Утерянный рай - Александр Лапин
Шрифт:
Интервал:
Закладка:
XIV
«Нет повести печальнее на свете, чем повесть о Ромео и Джульетте», – написал в шестнадцатом веке некий автор, никому доныне не известный, скрывавшийся под псевдонимом Вильям Шекспир.
Сашка ухитрился прочитать эту книгу еще в седьмом классе. Но тогда она на него особого впечатления не произвела. Пьеса, она и есть пьеса. Реплики короткие. Какие-то надуманные слова. Непонятная вражда двух кланов.

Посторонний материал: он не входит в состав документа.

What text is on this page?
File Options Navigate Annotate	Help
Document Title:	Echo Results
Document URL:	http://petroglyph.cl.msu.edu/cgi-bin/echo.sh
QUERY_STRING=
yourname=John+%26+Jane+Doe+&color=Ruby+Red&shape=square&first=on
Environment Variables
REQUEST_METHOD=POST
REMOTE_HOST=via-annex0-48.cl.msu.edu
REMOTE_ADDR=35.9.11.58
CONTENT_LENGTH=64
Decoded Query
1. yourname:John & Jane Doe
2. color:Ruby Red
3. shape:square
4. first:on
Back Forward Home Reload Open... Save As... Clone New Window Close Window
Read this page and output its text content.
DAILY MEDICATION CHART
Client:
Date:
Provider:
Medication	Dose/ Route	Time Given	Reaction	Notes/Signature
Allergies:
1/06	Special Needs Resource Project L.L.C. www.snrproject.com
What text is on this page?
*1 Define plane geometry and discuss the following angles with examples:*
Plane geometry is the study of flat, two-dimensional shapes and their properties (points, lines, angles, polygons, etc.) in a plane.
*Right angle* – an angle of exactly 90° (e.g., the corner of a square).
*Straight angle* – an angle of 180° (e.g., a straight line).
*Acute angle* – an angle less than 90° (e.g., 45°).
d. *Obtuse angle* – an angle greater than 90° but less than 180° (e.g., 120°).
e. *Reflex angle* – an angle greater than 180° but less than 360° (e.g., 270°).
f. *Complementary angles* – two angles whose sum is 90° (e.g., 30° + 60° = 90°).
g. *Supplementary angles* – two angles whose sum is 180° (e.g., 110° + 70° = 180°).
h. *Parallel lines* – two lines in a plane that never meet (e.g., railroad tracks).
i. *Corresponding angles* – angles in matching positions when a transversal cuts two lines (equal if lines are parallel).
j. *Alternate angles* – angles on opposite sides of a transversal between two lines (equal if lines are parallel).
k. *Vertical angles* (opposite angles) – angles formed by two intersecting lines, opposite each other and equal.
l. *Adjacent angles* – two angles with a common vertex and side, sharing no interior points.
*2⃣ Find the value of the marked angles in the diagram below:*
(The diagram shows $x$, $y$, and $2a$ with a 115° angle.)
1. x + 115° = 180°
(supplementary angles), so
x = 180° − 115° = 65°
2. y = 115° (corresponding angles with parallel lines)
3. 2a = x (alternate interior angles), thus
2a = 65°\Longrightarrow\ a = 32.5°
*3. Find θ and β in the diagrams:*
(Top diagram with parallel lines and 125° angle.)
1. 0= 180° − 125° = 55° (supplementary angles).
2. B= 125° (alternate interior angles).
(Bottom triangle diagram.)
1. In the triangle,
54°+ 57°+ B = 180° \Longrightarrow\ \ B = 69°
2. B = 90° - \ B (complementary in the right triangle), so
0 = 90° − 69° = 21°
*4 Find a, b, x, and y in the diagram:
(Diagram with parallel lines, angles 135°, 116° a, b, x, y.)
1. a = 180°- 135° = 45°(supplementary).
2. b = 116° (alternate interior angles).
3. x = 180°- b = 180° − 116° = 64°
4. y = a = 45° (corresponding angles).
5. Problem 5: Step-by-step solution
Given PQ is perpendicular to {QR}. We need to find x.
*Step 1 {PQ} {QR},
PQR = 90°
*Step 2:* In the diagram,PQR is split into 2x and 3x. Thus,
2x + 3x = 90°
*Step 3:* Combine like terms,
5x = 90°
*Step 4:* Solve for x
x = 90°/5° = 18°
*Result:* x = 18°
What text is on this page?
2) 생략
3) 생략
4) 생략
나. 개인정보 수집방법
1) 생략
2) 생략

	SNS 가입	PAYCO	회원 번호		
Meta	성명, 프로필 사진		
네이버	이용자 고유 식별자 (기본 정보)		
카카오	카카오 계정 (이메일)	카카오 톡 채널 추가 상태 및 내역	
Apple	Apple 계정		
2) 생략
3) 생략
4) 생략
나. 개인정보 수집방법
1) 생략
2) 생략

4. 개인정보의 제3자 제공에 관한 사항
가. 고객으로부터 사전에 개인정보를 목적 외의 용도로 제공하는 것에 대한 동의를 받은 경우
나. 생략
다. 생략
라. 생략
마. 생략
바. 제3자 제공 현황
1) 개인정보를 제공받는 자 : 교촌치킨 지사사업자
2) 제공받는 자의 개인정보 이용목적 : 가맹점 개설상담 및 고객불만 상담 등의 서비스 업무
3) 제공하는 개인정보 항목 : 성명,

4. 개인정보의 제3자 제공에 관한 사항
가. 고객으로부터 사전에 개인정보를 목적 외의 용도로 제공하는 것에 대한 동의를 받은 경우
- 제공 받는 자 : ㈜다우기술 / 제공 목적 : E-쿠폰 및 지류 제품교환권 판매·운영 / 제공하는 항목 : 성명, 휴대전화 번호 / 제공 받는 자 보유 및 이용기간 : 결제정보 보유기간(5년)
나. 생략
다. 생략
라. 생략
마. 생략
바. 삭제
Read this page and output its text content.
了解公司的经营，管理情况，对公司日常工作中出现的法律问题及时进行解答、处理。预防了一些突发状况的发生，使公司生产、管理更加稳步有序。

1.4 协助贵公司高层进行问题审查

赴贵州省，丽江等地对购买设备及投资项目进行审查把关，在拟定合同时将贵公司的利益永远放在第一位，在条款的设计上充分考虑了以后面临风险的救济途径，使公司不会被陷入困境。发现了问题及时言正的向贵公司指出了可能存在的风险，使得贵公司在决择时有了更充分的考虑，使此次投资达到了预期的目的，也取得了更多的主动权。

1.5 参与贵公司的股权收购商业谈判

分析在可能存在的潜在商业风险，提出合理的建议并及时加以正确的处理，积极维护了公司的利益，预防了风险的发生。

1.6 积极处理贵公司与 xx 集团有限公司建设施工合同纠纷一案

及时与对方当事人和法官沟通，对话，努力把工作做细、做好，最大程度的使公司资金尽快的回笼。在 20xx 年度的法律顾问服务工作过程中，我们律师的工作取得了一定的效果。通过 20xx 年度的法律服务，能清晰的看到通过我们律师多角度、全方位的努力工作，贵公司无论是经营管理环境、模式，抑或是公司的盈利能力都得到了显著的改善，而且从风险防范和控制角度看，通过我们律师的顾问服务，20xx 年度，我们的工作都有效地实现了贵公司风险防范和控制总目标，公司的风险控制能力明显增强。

Картинки разве что красивые, старинные, а так… ерунда.
А тут сестра с утра предложила:
– Пойдем в кино. У нас тут рядом летний кинотеатр сезон начинает. «Ромео и Джульетту» показывают.
«Ну, в кино так в кино».
Фильм, конечно, роскошный. Цветной, широкоформатный. Костюмы обалденные. Все пляшет, все играет. Актеру – Ромео – шестнадцать лет, актрисе – Джульетте – четырнадцать. Целуются, воркуют как голубки. А в финальной сцене, когда выносят их, умерших за любовь, на носилках, слеза прошибла…
И вот он, размягченный и потрясенный, шагает после фильма теплым весенним вечерком. Шагает, поглощенный своими воспоминаниями, своей любовью и печалью. А вокруг толпа людей, и все судят, рядят о картине.
– Им-то хорошо было. В четырнадцать лет у них такая любовь. Одни страсти, – сформулировал свои впечатления неприлично толстый мужчина в шляпе и очках.
– Конечно! – ответила его необъятная спутница, переставляя ноги-тумбы и мотая рыжей дурацкой прической по ходу движения. – Им не надо было учиться в школе, потом поступать в институт, защищать диссертации…
Дубравин услышал эту реплику и горько усмехнулся, неожиданно подумав: «А стали ли мы счастливее от того, что учимся в институтах, делаем карьеру? Вот, к примеру, мы с Галкою. Разве я счастлив? Она там. Я здесь. А радости от такой жизни ни на грош. И разделяют нас такие же условности, какие разделяли Ромео и Джульетту. Там – вражда. Здесь – необходимость…».
Сестра Зойка шла рядом с ним. Маленькая, на каблучищах, с высоченной прической, она все равно едва доставала ему до плеча. Шурка только сейчас заметил, что Зойка разительно не похожа на них, на Дубравиных. Глаза голубые, а разрез у них восточный, монгольский. «Это потому, что у нас разные отцы. Ее отец погиб на войне. И, похоже, что в нем была калмыцкая кровь».
– А ведь правда все в этом кино, – неожиданно сказала она. – Только в молодости можно так любить. До смерти. Беспощадно.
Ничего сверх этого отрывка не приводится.